Technical Article, Testing

The Test Pyramid Part 6: End-to-end testing

December 16, 2019
Bill Hodghead

This post is part of a series on functional testing using the test pyramid.

Also called “system” testing.

Purposes

Verifies the key customer experiences of the software.

Who defines the test?

Defined by product management (PM), often with contribution from quality engineers (QE).

Who codes the test automation?

System automation can be created by a development team or a separate QE team (sometimes called the system team) that specializes in system-wide automation and non-functional monitoring and testing.

What to test?

Test customer experiences and business measures specific to the business and product.
The test may be automation or a monitor of real customer experience.
Don’t cover boundary conditions, negative cases or path variations — these for the lower layered testing.
Amusingly, “system measures” (also called operational measures) like CPU, disk usage, memory usage and so on are NOT the primary measures of “system tests.”

Best practices

Limit to the primary valuable customer experience (don’t do full BDD to find all customer use cases at this level).
Don’t automate end-to-end tests through UI or command line interface (CLI).

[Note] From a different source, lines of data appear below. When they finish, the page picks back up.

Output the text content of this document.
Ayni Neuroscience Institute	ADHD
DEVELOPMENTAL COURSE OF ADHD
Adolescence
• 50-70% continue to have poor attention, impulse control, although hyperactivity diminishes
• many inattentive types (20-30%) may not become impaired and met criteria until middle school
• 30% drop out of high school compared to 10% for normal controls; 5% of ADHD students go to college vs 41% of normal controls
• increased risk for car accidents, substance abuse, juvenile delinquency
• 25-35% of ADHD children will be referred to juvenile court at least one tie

UI and CLI are best tested through unit, component, and integration testing.
Keep the number of system tests low. Having fewer than 100 tests is a good guideline, but for a real number, check your ROI of cost to maintain vs. costs prevented. Push testing to lower on the pyramid as much as possible as these tests require more effort to maintain.

Measures of success

Experience outcomes (measurable customer experiences)
Leading indicators
Often experiences have non-functional measures that must be achieved through monitoring, for example: how long does it take real customers to complete a transaction?

Maturity levels

None: No key customer experiences define or automated.
Initial: Some customer experiences identified and automated through the UI and kicked off as part of code merges to master.
Definition: All primary product experiences have key measures identified. Most are automated and run regularly with code changes or on a schedule.
Integration: All primary end-to-end experiences are automated. End-to-end automation runs in under two hours and is automatically run on every change.
Management and measurement: Management focuses on measures and experimentation instead of features. Experiences are tied to personas and used by marketing.
Optimization: Leading indicators regularly used and tracked. Experiences are evaluated and updated with major releases.

Experiences

Engineers at each company asked, “Why so few end-to-end tests?” If you have automated a couple of these tests, you’ll see that they are really valuable. In fact, they find more bugs per test than most other types of testing. Why not concentrate on end-to-end testing? Here are some reasons:

Avoiding blocked testing. If you have a bug in the login routine, then most of your subsequent end-to-end tests can’t run and you aren’t getting data from them. Integration and component level tests can still run.
Reducing time to data. End-to-end tests typically take hours to run. Compare that to the seconds of unit tests or minutes for component tests. It’s important to give your developers feedback as quickly as you can.
Reducing test maintenance costs. End-to-end tests hit many areas that are changing. They must be constantly maintained. The more there are, the more the maintenance cost. While it’s possible to abstract some parts of them to minimize change, it doesn’t always make sense — such as when using calls to a published interface.
Reduce debugging time. It’s rare that you can quickly debug and fix an end-to-end test. We found that it took an average of 30 to 45 minutes of developer time. Failures in lower level tests will show exactly what the issue is and can be debugged more quickly (e.g., seconds for a unit test).